McKinsey’s ascension can be traced to the ranking criteria used by Vault, a leading collector of market intelligence for employer ratings and reviews. Each year, Vault conducts a management and strategy consulting survey. In 2017, this survey netted nearly 9,000 verified, confidential responses from active consultants who work at more than 60 North American firms. The two section survey evaluates performance using a 1-10 scale (with 10 being the highest score). In the first section, consultants score the prestige of competing firms. After that, they assess their own employers in areas like diversity, innovation, and supervisor relationships. Overall, Prestige receives the highest weight at 30%, which is followed by Employee Satisfaction (15%), Compensation (15%), Firm Culture (10%), Work-Life Balance (10%), Business Outlook (10%), Promotion Policies (5%), and the Ability to Challenge (5%).

Not surprisingly, McKinsey topped all comers in prestige with an 8.954 score. The company name alone conjures up words like savvy, tradition, and influence. Founded in 1926, McKinsey generated $8.8 billion dollars in revenue in 2016, more than the $7.3 billion in combined sales by Bain and BCG according to Forbes. Boasting 14,000 employees in 100 offices worldwide, McKinsey alumni are found in every corner of business, politics, and academia. They include Facebook COO Sheryl Sandberg, Best Buy CEO Hubert Joly, Arkansas Senator Tom Cotton, Darden School Dean Scott Beardsley, and Good to Great author James Collins. With such placement, McKinsey has created a mystique; a few critics even view the firm as an all-powerful puppeteer who can remake an industry with the slightest gesture.

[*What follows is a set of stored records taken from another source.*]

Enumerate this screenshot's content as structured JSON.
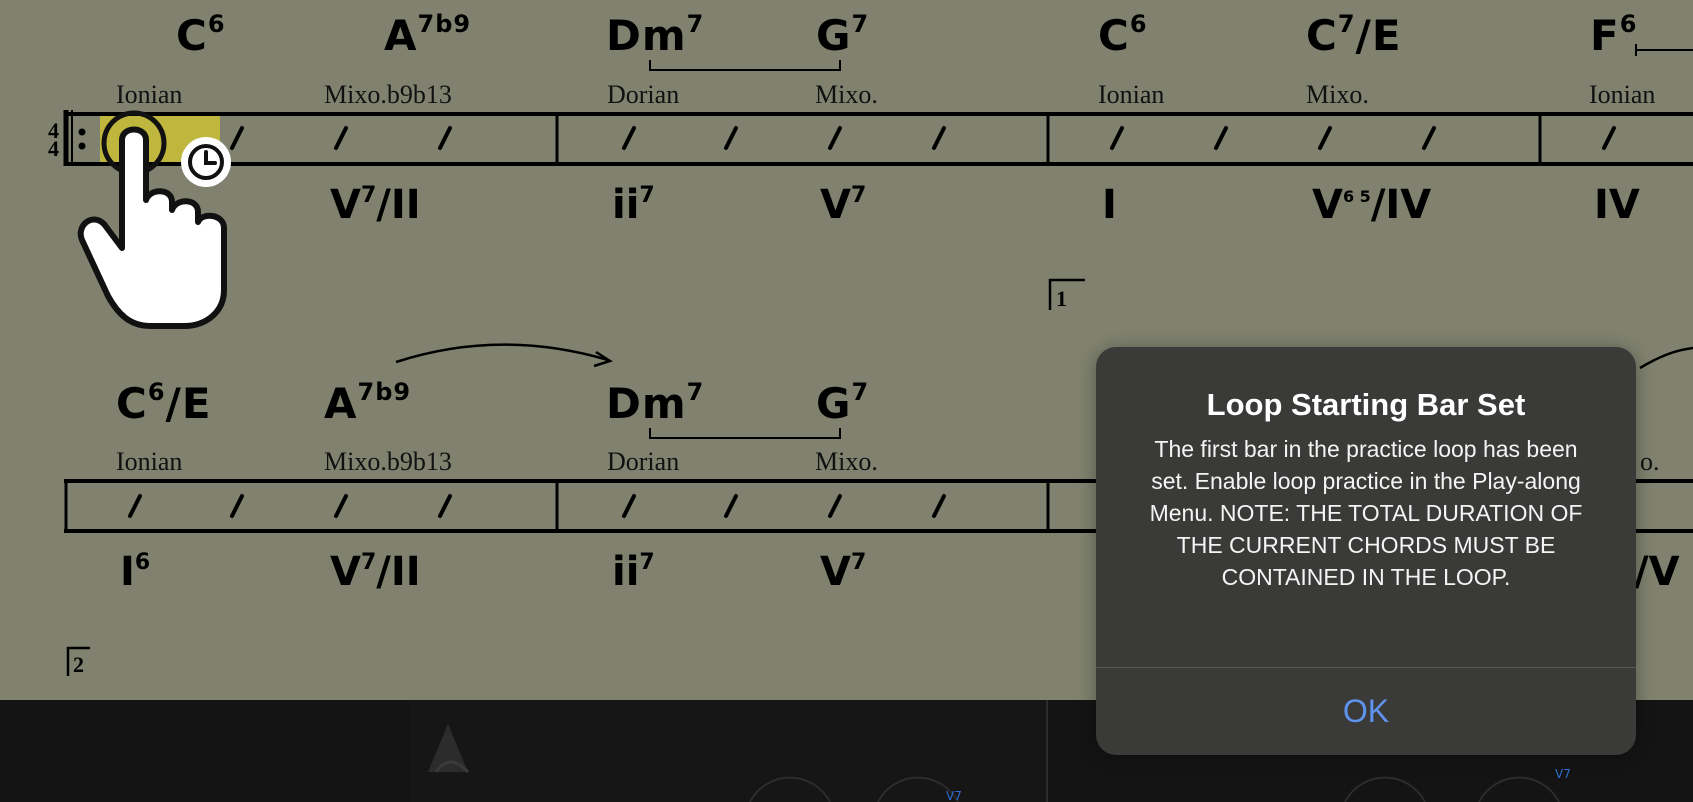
{
  "system1": {
    "chords": [
      {
        "root": "C",
        "ext": "6"
      },
      {
        "root": "A",
        "ext": "7b9"
      },
      {
        "root": "Dm",
        "ext": "7"
      },
      {
        "root": "G",
        "ext": "7"
      },
      {
        "root": "C",
        "ext": "6"
      },
      {
        "root": "C",
        "ext": "7",
        "slash": "/E"
      },
      {
        "root": "F",
        "ext": "6"
      }
    ],
    "scales": [
      "Ionian",
      "Mixo.b9b13",
      "Dorian",
      "Mixo.",
      "Ionian",
      "Mixo.",
      "Ionian"
    ],
    "roman": [
      {
        "main": "V",
        "sup": "7",
        "rest": "/II"
      },
      {
        "main": "ii",
        "sup": "7",
        "rest": ""
      },
      {
        "main": "V",
        "sup": "7",
        "rest": ""
      },
      {
        "main": "I",
        "sup": "",
        "rest": ""
      },
      {
        "main": "V",
        "sup": "6 5",
        "rest": "/IV"
      },
      {
        "main": "IV",
        "sup": "",
        "rest": ""
      }
    ],
    "time_signature": [
      "4",
      "4"
    ],
    "ending_label": "1"
  },
  "system2": {
    "chords": [
      {
        "root": "C",
        "ext": "6",
        "slash": "/E"
      },
      {
        "root": "A",
        "ext": "7b9"
      },
      {
        "root": "Dm",
        "ext": "7"
      },
      {
        "root": "G",
        "ext": "7"
      }
    ],
    "scales": [
      "Ionian",
      "Mixo.b9b13",
      "Dorian",
      "Mixo.",
      "o."
    ],
    "roman": [
      {
        "main": "I",
        "sup": "6",
        "rest": ""
      },
      {
        "main": "V",
        "sup": "7",
        "rest": "/II"
      },
      {
        "main": "ii",
        "sup": "7",
        "rest": ""
      },
      {
        "main": "V",
        "sup": "7",
        "rest": ""
      },
      {
        "main": "/V",
        "sup": "",
        "rest": ""
      }
    ],
    "ending_label": "2"
  },
  "bottom_bar": {
    "small_label_left": "V7",
    "small_label_right": "V7"
  },
  "colors": {
    "score_background": "#80826f",
    "bar_highlight": "#c9c035",
    "dialog_background": "#3a3a38",
    "ok_blue": "#5f94ee"
  },
  "icons": {
    "tap_gesture": "hand-pointer-icon",
    "clock": "clock-icon",
    "logo": "mountain-logo-icon"
  },
  "dialog": {
    "title": "Loop Starting Bar Set",
    "message": "The first bar in the practice loop has been set. Enable loop practice in the Play-along Menu. NOTE: THE TOTAL DURATION OF THE CURRENT CHORDS MUST BE CONTAINED IN THE LOOP.",
    "ok_label": "OK"
  }
}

McKINSEY’S BIGGEST IMPROVEMENTS COME IN COMPENSATION AND OVERALL SATISFACTION

A compliment, no doubt, but it doesn’t square with Vault’s 2018 results, where McKinsey’s prestige score sank by .077 of a point from the previous year. Considering that Prestige takes up nearly a third of the weight in Vault’s ranking, McKinsey was seemingly doomed — on the surface, at least. However, it overcame this setback by achieving a herculean feat: earning higher scores from employees across the evaluation criteria.